As a brief note, before we continue along the journey of our freed electrons, there is another part of the installation of a solar panel system that we need only to mention. That is the framework, which is made of light metals and helps face the solar panels in the right direction for optimal performance. Anyway, moving on.
What Wiring System?
The wiring system takes our electrons away from the solar panel to an inverter. Why do we need an inverter? Because direct current (DC) electricity is dangerous as all get out. Still, you’re probably already converted to the Nikola Tesla is the Besta opinion, so we need not dive into all the real and potential advantages of alternating current (AC) electricity.
Broadly, there are two approaches to sending the electrons to the inverter. In the first system, each panel separately gathers and sends electricity to the inverter, which then converts it all to AC and away it goes. In the other system, common junctions are used to store the electricity from sets of panels before the inverter.

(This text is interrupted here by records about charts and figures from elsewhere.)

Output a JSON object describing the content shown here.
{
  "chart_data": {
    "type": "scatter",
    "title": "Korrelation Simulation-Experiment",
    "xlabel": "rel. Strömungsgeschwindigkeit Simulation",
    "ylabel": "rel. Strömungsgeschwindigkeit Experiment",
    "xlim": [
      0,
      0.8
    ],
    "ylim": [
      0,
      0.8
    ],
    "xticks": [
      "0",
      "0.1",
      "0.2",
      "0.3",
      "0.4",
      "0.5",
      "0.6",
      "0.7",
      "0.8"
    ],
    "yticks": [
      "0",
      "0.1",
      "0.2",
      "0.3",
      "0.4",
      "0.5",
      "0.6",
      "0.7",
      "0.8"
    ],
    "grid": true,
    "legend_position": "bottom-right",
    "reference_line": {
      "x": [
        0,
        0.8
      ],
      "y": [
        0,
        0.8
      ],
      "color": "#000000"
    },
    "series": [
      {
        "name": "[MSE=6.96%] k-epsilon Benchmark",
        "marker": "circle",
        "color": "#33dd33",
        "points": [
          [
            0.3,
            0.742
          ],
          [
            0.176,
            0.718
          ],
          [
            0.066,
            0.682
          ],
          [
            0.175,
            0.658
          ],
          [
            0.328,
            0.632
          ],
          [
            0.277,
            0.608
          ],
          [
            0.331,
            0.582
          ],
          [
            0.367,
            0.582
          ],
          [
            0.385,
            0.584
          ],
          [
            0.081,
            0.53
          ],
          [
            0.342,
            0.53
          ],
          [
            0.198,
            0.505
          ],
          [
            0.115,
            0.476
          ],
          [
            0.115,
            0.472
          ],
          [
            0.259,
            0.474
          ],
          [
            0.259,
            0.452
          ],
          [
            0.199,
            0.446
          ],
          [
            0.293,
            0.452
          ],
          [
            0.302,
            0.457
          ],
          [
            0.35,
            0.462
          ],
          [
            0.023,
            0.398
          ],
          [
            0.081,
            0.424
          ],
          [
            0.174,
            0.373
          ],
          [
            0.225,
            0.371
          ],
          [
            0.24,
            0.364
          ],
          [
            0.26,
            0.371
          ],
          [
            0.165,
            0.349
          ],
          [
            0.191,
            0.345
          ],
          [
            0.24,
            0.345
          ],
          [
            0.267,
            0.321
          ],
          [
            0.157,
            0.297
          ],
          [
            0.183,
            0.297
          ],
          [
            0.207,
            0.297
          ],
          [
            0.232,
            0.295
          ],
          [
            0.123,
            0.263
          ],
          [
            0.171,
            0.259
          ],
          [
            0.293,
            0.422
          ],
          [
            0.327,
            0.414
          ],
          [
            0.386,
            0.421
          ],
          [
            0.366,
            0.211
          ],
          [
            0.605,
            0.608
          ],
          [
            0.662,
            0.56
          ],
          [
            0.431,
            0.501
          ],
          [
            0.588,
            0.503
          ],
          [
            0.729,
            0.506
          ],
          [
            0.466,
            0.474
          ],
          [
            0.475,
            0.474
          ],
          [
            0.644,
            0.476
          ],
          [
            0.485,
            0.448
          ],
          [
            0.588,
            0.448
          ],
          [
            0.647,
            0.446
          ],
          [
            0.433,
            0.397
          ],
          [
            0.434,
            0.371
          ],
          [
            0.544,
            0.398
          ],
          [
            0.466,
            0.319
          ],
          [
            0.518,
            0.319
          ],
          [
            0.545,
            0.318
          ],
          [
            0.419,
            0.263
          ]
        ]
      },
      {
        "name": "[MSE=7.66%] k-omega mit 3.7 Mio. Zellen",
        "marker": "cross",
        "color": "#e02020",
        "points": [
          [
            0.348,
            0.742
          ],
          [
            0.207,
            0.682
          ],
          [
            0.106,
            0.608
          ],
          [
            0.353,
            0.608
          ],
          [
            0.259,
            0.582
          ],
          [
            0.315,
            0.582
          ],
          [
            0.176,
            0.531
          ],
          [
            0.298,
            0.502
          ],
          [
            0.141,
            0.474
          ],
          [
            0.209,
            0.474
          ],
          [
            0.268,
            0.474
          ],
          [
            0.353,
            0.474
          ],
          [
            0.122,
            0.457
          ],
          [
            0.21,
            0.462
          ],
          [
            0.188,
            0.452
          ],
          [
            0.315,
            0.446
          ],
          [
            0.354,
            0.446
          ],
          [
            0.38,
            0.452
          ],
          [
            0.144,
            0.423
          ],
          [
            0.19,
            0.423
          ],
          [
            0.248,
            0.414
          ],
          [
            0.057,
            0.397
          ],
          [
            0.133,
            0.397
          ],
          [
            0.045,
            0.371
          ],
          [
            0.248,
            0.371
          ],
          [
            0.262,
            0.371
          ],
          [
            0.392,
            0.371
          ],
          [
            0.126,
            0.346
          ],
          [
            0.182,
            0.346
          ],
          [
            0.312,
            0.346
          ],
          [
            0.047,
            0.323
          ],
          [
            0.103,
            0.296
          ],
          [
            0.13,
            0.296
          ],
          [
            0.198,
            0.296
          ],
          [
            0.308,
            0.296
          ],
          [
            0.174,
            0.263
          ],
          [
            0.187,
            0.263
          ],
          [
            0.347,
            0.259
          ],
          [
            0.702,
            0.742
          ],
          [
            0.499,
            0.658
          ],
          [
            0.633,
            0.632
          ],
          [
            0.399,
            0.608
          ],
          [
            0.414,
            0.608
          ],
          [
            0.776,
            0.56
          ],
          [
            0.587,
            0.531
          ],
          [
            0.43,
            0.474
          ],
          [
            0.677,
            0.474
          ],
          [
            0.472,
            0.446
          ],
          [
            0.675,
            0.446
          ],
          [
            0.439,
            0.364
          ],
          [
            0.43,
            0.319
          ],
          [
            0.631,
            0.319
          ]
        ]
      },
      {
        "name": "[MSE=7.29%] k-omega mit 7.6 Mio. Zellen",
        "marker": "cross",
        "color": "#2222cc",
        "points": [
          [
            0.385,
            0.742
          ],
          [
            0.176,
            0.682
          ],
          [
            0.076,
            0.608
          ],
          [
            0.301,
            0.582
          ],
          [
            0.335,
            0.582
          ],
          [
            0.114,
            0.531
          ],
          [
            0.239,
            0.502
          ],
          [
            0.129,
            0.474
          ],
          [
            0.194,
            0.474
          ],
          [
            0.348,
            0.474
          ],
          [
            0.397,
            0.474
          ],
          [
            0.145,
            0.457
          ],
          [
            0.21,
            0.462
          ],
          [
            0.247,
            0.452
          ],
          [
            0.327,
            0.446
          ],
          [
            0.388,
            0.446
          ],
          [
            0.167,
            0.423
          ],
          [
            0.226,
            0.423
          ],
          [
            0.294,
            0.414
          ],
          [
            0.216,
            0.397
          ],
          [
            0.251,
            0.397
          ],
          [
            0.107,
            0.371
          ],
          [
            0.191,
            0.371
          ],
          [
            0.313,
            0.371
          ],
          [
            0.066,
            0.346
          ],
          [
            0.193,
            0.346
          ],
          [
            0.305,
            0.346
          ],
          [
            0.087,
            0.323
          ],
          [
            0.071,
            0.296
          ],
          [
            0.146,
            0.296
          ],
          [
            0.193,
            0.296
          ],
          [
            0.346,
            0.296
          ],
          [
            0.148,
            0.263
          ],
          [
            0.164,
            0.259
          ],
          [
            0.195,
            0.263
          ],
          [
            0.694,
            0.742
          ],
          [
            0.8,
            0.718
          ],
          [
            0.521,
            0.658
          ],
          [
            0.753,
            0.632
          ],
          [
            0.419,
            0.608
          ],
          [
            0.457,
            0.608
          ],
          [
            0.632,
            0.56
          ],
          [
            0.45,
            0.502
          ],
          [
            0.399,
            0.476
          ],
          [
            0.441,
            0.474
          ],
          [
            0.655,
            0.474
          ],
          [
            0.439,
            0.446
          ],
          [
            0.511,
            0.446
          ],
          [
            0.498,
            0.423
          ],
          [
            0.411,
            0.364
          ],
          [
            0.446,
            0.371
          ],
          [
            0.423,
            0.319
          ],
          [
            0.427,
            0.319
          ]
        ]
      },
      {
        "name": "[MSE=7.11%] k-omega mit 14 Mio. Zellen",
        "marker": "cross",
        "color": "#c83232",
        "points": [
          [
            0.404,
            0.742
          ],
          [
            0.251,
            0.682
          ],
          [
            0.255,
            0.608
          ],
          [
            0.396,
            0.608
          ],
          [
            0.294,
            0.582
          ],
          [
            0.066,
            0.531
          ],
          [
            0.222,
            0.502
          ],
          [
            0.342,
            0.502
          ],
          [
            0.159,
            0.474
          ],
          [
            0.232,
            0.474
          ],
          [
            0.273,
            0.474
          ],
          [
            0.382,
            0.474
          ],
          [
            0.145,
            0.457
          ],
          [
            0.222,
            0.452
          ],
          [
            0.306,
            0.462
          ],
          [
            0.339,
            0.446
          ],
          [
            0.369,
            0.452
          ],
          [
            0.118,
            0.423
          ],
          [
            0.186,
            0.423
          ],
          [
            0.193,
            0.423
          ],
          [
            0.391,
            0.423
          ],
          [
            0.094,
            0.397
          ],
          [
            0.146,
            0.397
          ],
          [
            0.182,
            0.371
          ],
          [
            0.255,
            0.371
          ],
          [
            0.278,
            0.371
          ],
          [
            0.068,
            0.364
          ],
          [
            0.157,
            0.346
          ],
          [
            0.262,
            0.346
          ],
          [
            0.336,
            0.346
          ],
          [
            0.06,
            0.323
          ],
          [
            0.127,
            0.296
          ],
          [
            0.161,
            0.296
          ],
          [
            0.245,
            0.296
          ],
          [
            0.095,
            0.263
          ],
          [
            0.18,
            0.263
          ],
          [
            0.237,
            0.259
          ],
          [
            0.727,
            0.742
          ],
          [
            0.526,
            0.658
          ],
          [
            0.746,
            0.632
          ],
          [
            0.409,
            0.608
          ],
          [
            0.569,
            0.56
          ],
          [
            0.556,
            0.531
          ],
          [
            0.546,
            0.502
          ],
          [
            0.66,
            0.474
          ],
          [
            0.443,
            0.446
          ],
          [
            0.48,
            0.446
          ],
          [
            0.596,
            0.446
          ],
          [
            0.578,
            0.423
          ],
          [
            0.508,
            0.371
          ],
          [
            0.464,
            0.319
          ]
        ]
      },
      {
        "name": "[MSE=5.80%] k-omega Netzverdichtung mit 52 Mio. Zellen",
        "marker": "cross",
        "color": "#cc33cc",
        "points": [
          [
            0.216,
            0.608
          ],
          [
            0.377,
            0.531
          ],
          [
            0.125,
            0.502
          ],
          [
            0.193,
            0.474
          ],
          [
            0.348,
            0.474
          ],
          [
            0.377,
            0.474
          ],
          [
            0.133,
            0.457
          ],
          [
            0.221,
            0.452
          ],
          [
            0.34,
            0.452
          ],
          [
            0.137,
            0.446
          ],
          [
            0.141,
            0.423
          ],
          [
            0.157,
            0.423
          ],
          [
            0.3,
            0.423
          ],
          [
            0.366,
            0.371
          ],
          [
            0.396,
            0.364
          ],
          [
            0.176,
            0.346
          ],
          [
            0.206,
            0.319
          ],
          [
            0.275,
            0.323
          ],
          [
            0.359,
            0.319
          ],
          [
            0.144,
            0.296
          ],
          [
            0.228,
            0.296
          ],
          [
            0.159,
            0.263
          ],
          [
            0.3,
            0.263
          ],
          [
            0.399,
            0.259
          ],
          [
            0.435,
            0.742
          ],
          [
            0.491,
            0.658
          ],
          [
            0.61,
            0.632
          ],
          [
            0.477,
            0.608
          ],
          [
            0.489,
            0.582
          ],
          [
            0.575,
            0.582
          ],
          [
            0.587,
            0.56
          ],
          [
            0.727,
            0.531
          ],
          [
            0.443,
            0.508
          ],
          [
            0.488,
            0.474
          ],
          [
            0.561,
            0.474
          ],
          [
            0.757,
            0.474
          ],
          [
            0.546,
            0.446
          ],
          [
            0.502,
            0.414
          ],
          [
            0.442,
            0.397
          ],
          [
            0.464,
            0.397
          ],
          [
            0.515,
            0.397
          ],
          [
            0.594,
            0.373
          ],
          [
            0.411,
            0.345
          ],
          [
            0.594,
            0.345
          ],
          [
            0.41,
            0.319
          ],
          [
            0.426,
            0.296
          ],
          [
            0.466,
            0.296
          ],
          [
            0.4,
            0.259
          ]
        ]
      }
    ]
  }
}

The first approach can be a cheaper alternative, but there are more places for the electrons to get lost and bumble around, as these things tend to do. The second can be a bit pricier, but it does have the advantage of greater efficiency per unit. The choice of which solar panel installation is better for your needs depends on several factors.
After the Inverter
After the inverter, the AC electricity is added to the grid and used to power all sorts of fun and interesting technology, from lights to cars to cell phones.